Abrons Arts Center was the perfect size for the performance—a bigger hall would have undersold and a larger proscenium would swamp the Jim Findlay’s tight, efficient scenic design. O’Halloran’s score (a strong showing by Elaine Kelly and Novus NY, who expertly balanced by Alex Dowling’s sound design) had little strength on its own, tending to provide accompaniment rather than emphasis or subtext.

In Mary Motorhead, the evening’s opening piece, a bare stage allows Christopher Kuhl’s lighting direction to delineate mood and physical space for roughly forty minutes. Naomi Louisa O’Connell held court as the sole and titular character, displaying a powerhouse voice and a knack for pacing. Just when I thought her volume peaked in a moment fury, she surprised a few scenes later by ratcheting up—yet never forcing—her round, controlled tone.

Though the entirety of the drama takes place in Mary’s prison cell, color and patterns lead us to various locations in her mind (a dance floor, a standing bar) as she explains the “secret history” of her imprisonment; we don’t know why she’s in the clink and she wants to write her own narrative. Circles of light enclosed O’Connell’s face, tightening into ovals then disappearing and returning like a visual theme. Flashing strobes of red and white underline Mary’s rage and despair. While plates of crisp, blue-white mimic Mary’s prison cell closing in—a neat trick of lighting, if textually obvious—O’Connell drew out a shockingly long controlled diminuendo, leaving the hall in a hushed, contemplative silence.
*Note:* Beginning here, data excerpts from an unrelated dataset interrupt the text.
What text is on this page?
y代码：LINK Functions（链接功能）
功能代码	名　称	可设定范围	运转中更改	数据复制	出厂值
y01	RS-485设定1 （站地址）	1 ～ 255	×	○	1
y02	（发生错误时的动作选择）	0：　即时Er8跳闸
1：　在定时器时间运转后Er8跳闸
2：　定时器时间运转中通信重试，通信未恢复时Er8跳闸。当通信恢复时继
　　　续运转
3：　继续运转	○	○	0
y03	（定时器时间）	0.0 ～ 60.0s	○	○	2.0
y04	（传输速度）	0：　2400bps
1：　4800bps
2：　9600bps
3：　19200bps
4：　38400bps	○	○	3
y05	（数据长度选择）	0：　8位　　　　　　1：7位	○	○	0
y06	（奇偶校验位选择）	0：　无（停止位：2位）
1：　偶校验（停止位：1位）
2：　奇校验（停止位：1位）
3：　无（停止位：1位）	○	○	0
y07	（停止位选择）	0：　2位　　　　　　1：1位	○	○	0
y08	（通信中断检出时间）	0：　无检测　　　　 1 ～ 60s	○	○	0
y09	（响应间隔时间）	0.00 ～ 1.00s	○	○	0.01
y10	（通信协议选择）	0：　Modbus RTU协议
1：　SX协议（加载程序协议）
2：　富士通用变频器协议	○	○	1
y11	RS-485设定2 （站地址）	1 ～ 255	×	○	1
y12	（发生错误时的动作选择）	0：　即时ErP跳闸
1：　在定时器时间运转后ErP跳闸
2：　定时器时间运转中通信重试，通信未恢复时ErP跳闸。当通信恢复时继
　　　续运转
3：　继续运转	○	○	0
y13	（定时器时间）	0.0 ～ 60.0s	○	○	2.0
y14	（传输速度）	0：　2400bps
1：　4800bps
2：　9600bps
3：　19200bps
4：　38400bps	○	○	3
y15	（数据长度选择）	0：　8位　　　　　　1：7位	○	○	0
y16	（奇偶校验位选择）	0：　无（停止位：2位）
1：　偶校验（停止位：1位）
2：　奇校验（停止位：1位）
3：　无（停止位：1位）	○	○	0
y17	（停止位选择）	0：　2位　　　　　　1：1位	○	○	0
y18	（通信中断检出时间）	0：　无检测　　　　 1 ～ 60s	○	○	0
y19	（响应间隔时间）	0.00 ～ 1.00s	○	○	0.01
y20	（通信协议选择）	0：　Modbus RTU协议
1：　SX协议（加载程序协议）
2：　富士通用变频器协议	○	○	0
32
Two men, Older (Marc Kudisch) and Younger (Kyle Bielfield), battle repressive society in TRADE, the evening’s second work. They search for meaning in each other while mulling over their previous sexual encounter, and—with the help of a few pints—eventually open up to share their innermost fears and longings. Bielfield’s acting was no match for Kudisch’s Tony-winning presence. In a moment of tension, Older looms over Younger like Lydia Tar to Petra’s playground nemesis; it is impossible to believe that Bielfield’s jerky movements—giving pouty, awkward teenager rather than menacing chav—cause his counterpart any alarm.

TRADE has the seeds of a larger, evening-length work but felt underdeveloped as presented. It’s hard to pass too much judgement on the libretto without knowing what is lost or gained from the original text by Mark O’Halloran (the composer’s Uncle), but certainly exploring the wider story would move some elements—Older’s impulse to clean teeth when discussing “dirty” queer affairs or the transactional, semi-public sex that becomes Younger’s gay origin story—beyond cliche towards a specific, realized portrayal of two broken men jealously guarding their toxic masculinity. Gregory Spears and Greg Pierce’s Fellow Travelers provides a successful example that successfully tells the story of a gay relationship while including the family, coworkers, and friends on its fringes. Is it coincidental or historical that both works share a “we’re gay, but not that kind of gay” line and secret (often motel-based) rendezvous?

Perhaps the men’s secret can only be shared within the confines of their cheap hotel, aided by cheaper beer; but what if we met the daughters they treasured, the mothers who can’t be put up with, or the wife who can’t be kept, we would understand why Older and Younger desperately cling to the heterosexual norms that grate against their strongest desires. Maybe then the final tableaux, a cool embrace as the music fades, would feel earned, but this ending doesn’t quite ring true. Older, fully clothed, has already paid for the night, and Younger is nearly nude.